I am able to retrieve some records but the API stops after a call or two. I verified the number of rows using the TVF "event_logs", which is over 300 records. The API consistently returns 34-35 before stopping, furthermore, I used the Databricks SDK to attempt the same thing, however, the results are the same (34-35) records.

https://databricks-sdk-py.readthedocs.io/en/latest/workspace/pipelines/pipelines.html

JUPin · ‎06-03-2024

Thanks for responding,

I've investigated your suggestions, here are my findings:

Check the max_results parameter: Ensure that you’re not inadvertently limiting the number of results returned. The default value is 1000, but you can adjust it as needed. -- I've adjusted this over several runs.
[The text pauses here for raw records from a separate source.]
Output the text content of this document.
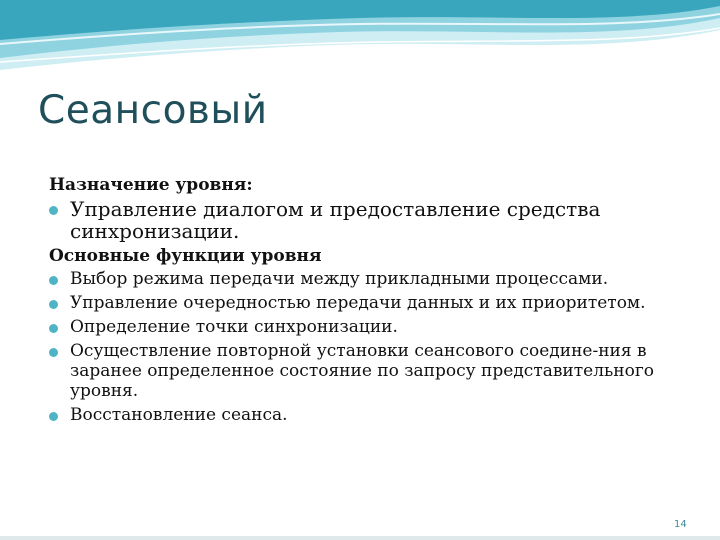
Сеансовый
Назначение уровня:
Управление диалогом и предоставление средства синхронизации.
Основные функции уровня
Выбор режима передачи между прикладными процессами.
Управление очередностью передачи данных и их приоритетом.
Определение точки синхронизации.
Осуществление повторной установки сеансового соедине-ния в заранее определенное состояние по запросу представительного уровня.
Восстановление сеанса.
14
The results get very wonky when I have a hard set value, for example, if I put set "max_results=1000", I get an error message stating the maximum value can be only 250. If I set it to 100 (for example), sometimes the "display()" statements stop working altogether. I have to detach and reattach the compute cluster for it start working again. If I set it from 10 to 25, the results consistently retrieve, 35 rows.
Inspect the filter criteria: If you’re using any filters (such as level='INFO' or timestamp > 'TIMESTAMP'), review them to make sure they’re not unintentionally restricting the results. -- Yes I've tried the filters, this doesn't seem to make a difference. As a suggestion, I would strongly encourage a filter on the "update_id".
Pagination: The API response includes pagination tokens (next_page_token and prev_page_token). Make sure you’re handling these tokens correctly to retrieve all available events. If you’re not using them, you might be getting only the first page of results. -- Yes, I use "next_page_token" in my subsequent API calls. Depending on how I set my "max_results", for example "max_results=25", I get the original data pull, then I use the "next_page_token" to get the next set, which is 10. The second set doesn't have a "next_page_token"
Rate Limiting: Check if there’s any rate limiting or throttling applied to your API requests. Some APIs limit the number of requests per minute or hour. -- I don't receive any rate limiting error. The API continues to call until it receives no response, I can even do it manually, so I don't believe this is an issue
Error Handling: Inspect the response for any error messages or status codes. It’s possible that an error is occurring during the API call. -- I've checked all the error messages and status codes that return, I do not receive any errors.

Currently, I'm trying to setup a very simple example for the API call issue and the SDK to upload.

JUPin · ‎06-05-2024

I've attached some screenshots of the API call. It shows "59" records (Event Log API1.png) retrieved and a populated "next_page_token" however, when I pull the next set of data using the "next_page_token", the result set is empty(Event Log API2.png). Meanwhile, the SQL result from "event_log()" shows over 322 records(SQL event_log results.png).

wise_owl · ‎09-16-2024

You can leverage this code base. It works as expected using "next_page_token" parameter-

Don't forget to mark this solution as correct if this helped you 🙃

import requests

token = 'your token'
url = 'your URL'

params = {'expand_tasks': 'true'}
header = {'Authorization': f'Bearer {token}'}

while True:

    response = requests.get(url, headers=header, params=params)
    response_data = response.json()
    jobs = response_data.get("jobs", [])

    for job in jobs:

        settings = job.get('settings')
        task = settings.get('tasks')

        if task and task[0].get('existing_cluster_id'):
            job_name = settings.get('name')
            job_creator = job.get('creator_user_name')
            print(f'job creator name= {job_creator} & job name= {job_name}')
        else:
            print(f"{settings.get('name')} not running on ACL")

    next_page_token = response_data.get('next_page_token')
    if not next_page_token:
        break  

    params['page_token'] = next_page_token